(Reuters) – European shares slumped nearly 1% on Thursday as heightened concerns about an economic slowdown and further rates hikes globally dented risk sentiment, while an escalating trade battle between China and the United States also weighed.
The pan-European STOXX 600 index dropped 0.8% by 0717 GMT, led by losses in the construction and materials index, which fell more than 1%.
Fed minutes on Wednesday showed that a united central bank agreed to hold rates steady at the June meeting to buy time and assess need for further rate hikes, even as the vast bulk expected they would eventually need to tighten policy further.
Meanwhile, U.S. Treasury Secretary Janet Yellen’s first trip to China will be on investors’ radar as she is likely to focus on recalibrating ties between the world’s two largest economies after Beijing’s new restrictions on exports of some metals sparked tensions.

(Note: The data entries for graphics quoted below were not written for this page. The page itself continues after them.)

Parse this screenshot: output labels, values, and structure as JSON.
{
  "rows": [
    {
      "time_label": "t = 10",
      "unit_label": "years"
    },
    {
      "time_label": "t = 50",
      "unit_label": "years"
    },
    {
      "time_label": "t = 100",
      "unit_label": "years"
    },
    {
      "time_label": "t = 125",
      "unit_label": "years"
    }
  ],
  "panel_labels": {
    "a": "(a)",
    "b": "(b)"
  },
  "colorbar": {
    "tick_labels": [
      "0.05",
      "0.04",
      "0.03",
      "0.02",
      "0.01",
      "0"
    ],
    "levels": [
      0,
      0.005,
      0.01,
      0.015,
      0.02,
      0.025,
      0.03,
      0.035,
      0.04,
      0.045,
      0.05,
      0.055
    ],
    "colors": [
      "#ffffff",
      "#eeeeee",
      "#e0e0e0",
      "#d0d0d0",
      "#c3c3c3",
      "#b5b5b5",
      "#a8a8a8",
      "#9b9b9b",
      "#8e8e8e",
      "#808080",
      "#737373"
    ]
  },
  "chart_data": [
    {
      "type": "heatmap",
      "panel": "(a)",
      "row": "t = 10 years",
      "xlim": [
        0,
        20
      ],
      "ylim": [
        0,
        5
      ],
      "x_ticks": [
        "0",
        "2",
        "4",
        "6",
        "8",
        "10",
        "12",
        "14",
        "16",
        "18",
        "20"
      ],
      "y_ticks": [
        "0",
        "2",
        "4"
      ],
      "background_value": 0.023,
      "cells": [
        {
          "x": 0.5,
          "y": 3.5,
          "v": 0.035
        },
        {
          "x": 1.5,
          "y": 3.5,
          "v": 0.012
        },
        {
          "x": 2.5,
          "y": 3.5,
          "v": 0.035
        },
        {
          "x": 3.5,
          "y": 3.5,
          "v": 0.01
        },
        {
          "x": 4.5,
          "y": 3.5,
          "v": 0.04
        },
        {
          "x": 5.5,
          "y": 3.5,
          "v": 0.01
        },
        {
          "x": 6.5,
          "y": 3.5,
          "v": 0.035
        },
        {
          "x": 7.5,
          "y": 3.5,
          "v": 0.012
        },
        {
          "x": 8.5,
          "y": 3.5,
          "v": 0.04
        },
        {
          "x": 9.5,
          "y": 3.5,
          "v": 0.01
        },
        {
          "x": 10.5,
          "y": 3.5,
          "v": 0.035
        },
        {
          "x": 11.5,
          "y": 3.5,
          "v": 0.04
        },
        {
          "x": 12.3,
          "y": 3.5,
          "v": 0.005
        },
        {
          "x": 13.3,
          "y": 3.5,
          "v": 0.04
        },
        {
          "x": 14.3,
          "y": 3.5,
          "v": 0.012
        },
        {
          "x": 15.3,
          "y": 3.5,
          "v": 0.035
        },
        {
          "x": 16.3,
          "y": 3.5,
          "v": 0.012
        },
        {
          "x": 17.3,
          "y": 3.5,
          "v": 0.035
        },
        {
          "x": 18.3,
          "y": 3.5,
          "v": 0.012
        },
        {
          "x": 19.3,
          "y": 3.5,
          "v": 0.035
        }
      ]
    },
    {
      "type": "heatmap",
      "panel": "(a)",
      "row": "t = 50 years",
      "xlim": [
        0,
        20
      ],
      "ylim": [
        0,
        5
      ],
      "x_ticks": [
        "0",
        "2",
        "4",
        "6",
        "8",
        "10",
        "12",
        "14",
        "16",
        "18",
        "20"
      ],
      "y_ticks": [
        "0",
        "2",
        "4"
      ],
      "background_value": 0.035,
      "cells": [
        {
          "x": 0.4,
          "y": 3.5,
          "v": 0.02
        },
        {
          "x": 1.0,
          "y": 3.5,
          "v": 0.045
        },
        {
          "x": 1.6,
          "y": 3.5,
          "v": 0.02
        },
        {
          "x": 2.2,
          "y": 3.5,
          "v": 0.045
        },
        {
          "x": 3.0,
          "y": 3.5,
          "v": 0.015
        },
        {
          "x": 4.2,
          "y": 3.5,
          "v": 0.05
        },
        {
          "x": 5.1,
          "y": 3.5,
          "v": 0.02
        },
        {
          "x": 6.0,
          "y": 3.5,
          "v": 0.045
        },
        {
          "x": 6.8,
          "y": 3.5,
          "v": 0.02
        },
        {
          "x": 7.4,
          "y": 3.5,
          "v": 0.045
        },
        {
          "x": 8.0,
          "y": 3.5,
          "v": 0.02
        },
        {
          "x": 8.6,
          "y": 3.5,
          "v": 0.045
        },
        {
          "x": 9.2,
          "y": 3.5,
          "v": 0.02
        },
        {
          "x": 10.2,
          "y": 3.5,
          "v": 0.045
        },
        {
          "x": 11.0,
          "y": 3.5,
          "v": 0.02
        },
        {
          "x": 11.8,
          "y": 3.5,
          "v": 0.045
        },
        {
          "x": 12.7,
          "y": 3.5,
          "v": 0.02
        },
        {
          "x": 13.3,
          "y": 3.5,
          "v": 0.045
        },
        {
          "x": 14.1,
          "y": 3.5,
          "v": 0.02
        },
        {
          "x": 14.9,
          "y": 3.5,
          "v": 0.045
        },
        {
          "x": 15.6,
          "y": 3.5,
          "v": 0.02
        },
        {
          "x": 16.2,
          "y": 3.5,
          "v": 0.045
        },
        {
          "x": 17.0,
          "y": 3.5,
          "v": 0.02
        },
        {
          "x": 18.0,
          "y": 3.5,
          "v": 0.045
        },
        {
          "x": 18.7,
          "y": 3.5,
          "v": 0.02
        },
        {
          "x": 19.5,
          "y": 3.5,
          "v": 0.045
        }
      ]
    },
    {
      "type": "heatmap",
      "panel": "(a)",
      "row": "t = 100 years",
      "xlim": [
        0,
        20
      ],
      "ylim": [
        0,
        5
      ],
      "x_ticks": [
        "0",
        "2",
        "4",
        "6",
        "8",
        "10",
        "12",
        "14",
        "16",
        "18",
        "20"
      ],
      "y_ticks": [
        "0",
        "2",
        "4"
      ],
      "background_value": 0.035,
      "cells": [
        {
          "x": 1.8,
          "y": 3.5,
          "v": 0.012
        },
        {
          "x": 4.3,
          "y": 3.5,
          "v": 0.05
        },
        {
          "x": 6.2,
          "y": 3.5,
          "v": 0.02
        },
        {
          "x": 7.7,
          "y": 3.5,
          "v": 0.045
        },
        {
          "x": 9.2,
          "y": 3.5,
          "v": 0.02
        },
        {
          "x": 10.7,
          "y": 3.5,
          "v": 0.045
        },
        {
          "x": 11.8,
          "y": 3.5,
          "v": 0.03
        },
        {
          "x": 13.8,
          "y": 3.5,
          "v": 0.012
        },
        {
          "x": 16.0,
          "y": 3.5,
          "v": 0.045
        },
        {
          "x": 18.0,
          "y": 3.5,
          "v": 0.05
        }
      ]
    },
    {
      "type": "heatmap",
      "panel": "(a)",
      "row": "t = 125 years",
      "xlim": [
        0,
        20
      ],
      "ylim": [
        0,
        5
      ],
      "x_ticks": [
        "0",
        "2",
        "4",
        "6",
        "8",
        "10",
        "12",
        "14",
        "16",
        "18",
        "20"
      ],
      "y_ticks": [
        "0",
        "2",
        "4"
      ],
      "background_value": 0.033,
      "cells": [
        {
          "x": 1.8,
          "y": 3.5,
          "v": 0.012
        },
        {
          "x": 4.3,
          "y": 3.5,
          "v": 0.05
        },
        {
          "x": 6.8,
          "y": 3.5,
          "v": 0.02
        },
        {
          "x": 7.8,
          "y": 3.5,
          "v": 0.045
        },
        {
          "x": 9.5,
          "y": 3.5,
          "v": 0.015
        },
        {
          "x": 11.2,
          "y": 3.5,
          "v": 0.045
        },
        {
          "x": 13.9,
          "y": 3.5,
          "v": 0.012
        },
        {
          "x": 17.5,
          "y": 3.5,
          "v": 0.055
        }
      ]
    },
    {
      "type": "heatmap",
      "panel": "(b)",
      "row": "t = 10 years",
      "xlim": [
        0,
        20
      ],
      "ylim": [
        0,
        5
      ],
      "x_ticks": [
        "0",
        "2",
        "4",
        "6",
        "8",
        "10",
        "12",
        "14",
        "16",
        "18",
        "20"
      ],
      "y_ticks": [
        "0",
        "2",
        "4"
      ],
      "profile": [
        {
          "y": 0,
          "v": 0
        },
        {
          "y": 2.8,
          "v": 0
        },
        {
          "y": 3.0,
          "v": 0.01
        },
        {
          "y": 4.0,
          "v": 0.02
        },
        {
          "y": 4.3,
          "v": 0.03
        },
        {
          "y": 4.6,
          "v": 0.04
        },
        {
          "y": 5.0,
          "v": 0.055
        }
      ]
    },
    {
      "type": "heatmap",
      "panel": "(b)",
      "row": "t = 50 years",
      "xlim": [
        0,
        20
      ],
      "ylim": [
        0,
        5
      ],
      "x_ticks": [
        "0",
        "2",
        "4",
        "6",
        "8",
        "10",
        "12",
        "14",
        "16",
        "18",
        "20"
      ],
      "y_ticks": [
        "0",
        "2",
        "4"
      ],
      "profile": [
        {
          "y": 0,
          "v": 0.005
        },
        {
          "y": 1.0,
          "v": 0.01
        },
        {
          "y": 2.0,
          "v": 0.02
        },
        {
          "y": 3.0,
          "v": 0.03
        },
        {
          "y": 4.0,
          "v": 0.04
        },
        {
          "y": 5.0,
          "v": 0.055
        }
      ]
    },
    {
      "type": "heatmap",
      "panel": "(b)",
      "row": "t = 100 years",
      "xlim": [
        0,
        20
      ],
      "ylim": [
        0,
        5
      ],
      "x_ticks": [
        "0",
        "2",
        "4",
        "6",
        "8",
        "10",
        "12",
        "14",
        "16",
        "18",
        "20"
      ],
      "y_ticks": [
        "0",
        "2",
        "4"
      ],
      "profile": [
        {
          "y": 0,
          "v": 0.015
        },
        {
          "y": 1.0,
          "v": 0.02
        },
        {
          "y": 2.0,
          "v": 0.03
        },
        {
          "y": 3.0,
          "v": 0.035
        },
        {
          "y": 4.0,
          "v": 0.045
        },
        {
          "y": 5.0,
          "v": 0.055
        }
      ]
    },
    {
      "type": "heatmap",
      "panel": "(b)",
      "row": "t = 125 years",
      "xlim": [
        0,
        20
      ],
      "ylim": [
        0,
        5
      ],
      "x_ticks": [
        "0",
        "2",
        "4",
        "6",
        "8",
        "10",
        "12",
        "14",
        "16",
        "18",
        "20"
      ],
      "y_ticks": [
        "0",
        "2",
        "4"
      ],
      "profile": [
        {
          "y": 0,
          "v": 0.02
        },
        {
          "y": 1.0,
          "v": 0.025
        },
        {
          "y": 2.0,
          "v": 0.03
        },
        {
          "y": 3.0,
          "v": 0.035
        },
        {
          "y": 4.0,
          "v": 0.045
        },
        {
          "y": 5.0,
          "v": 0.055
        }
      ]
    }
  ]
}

German industrial orders rose significantly more than expected in May, due to large scale orders of ships, spacecraft and military vehicles.
Investors will closely monitor euro zone’s retail sales print due at 0900 GMT, with numbers expected to tick higher by 0.2% in May compared with a no-growth phase in the prior month.
Embracer, the top loser in the index, fell 0.8% after the gaming group raised 2 billion crowns ($182 million) in a share issue directed to institutional investors.